Redeeming Qualities and Moments:

  • Gregg Toland’s cinematography

Must See?
No, though film fanatics will be curious to give it a once-through given its historical notoriety.


One thought on “Outlaw, The (1943)

  1. First viewing – not must-see.

    For years, I had made the assumption that this wasn’t much of a film, and didn’t go out of my way to see it. (It seems to always be on YouTube, one way or the other, but still I passed it by.)

    Now that I’ve actually seen it… well, as it turns out, I don’t think it’s much of a film but I was surprised that it’s more or less watchable and even occasionally engaging. Once I noticed that the screenplay was by the pro Jules Furthman (who is credited with ‘To Have and Have Not’, ‘The Big Sleep’ and – one of my faves – ‘Nightmare Alley’ right after this), I allowed myself a little hope that it wouldn’t be a snooze. (It seems Furthman also often jumped in to direct near the end of filming.)

    Probably the worst that it is is sluggish all too often. (And I agree that it’s about a half-hour too long.) But even if Beutel’s performance leaves a fair amount to be desired, Huston and Mitchell are working hard-enough to give the film some bounce. And I don’t think Russell is all that bad – considering the limits of her role. I think she even throws in some nice under-playing once in awhile.

    According to Wikipedia, Howard Hawks was the original director and did do some of this – and that makes some sense. (It may also explain why Huston and Mitchell agreed to be in it in the first place. Hughes had to take over when Hawks abandoned the project.)

    But it would have been nice if someone had pulled in the reins on Young’s too-often over-bearing score – yikes! When he isn’t offering either something oppressively dramatic or oppressively ‘romantic’, he augments with orchestral zaniness that’s more appropriate for cartoons (or maybe Young actually thought it was appropriate for some of the goofier ‘guy stuff’, but it’s still weird).

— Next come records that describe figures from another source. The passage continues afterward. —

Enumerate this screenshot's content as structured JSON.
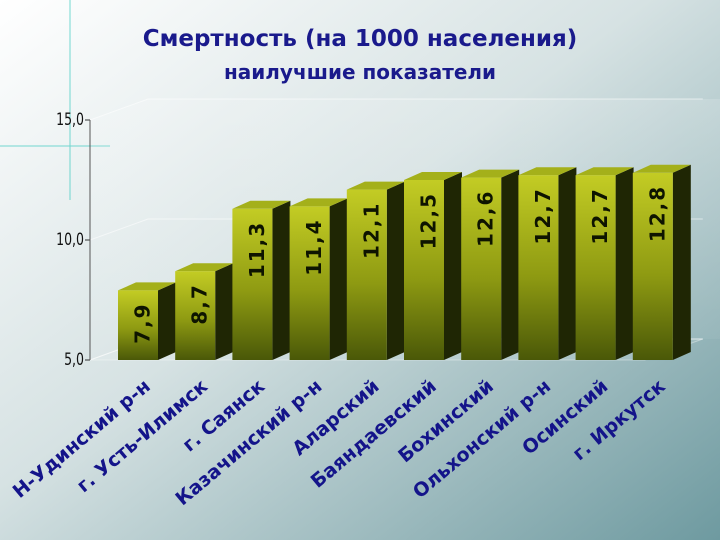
{
  "colors": {
    "background_top": "#ffffff",
    "background_bottom": "#6e9aa0",
    "title": "#1a1a8c",
    "bar_front_light": "#c3cc24",
    "bar_front_dark": "#4a5808",
    "axis_text": "#111111",
    "decor_line": "#3ccac0"
  },
  "chart_data": {
    "type": "bar",
    "title": "Смертность (на 1000 населения)",
    "subtitle": "наилучшие показатели",
    "categories": [
      "Н-Удинский р-н",
      "г. Усть-Илимск",
      "г. Саянск",
      "Казачинский р-н",
      "Аларский",
      "Баяндаевский",
      "Бохинский",
      "Ольхонский р-н",
      "Осинский",
      "г. Иркутск"
    ],
    "values": [
      7.9,
      8.7,
      11.3,
      11.4,
      12.1,
      12.5,
      12.6,
      12.7,
      12.7,
      12.8
    ],
    "data_labels": [
      "7,9",
      "8,7",
      "11,3",
      "11,4",
      "12,1",
      "12,5",
      "12,6",
      "12,7",
      "12,7",
      "12,8"
    ],
    "yticks": [
      {
        "value": 5,
        "label": "5,0"
      },
      {
        "value": 10,
        "label": "10,0"
      },
      {
        "value": 15,
        "label": "15,0"
      }
    ],
    "ylim": [
      5,
      15
    ],
    "xlabel": "",
    "ylabel": "",
    "grid": true,
    "legend": "none"
  }
}
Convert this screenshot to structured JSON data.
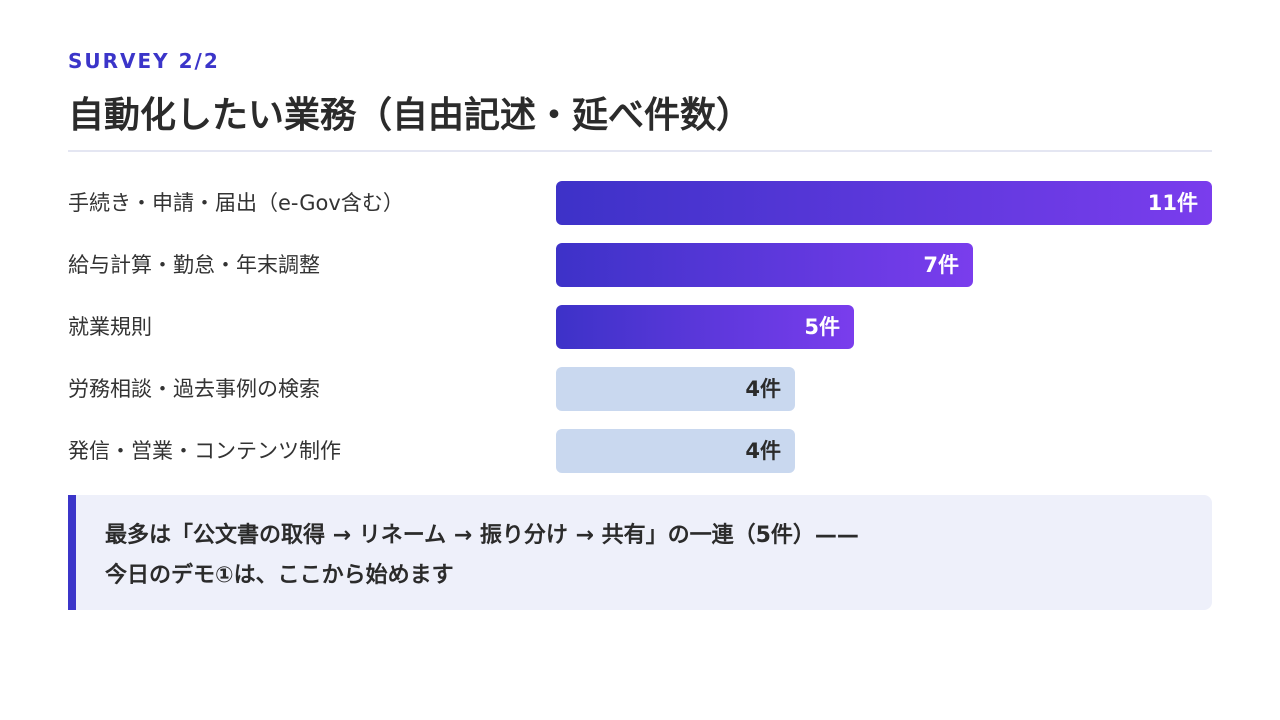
{
  "slide": {
    "eyebrow": "SURVEY 2/2",
    "title": "自動化したい業務（自由記述・延べ件数）"
  },
  "chart_data": {
    "type": "bar",
    "orientation": "horizontal",
    "title": "自動化したい業務（自由記述・延べ件数）",
    "categories": [
      "手続き・申請・届出（e-Gov含む）",
      "給与計算・勤怠・年末調整",
      "就業規則",
      "労務相談・過去事例の検索",
      "発信・営業・コンテンツ制作"
    ],
    "values": [
      11,
      7,
      5,
      4,
      4
    ],
    "value_labels": [
      "11件",
      "7件",
      "5件",
      "4件",
      "4件"
    ],
    "highlighted": [
      true,
      true,
      true,
      false,
      false
    ],
    "xlim": [
      0,
      11
    ],
    "grid": false,
    "colors": {
      "highlight_start": "#3d32c8",
      "highlight_end": "#7a3ded",
      "muted": "#c9d8ef"
    }
  },
  "callout": {
    "line1": "最多は「公文書の取得 → リネーム → 振り分け → 共有」の一連（5件）——",
    "line2": "今日のデモ①は、ここから始めます"
  }
}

    Personally, I don’t see much evidence of DP Gregg Toland having been called on to do much that reveals his strengths as a world-class cinematographer. (He apparently suddenly replaced Lucien Ballard.)

    As for the homoerotic aspect… yes, I suppose it’s either there to some degree or it could be interpreted as being there. Though another reading could be that Holliday admires The Kid for his enviable youth as well as his notorious nature. He may see something of his younger self in ‘the young buck’. (Without more genuine talent on Beutel’s part, it’s a little harder to say.) At any rate – I’m gay, and I wasn’t seeing all that much in terms of real sexual attraction – or related jealousy on Mitchell’s part.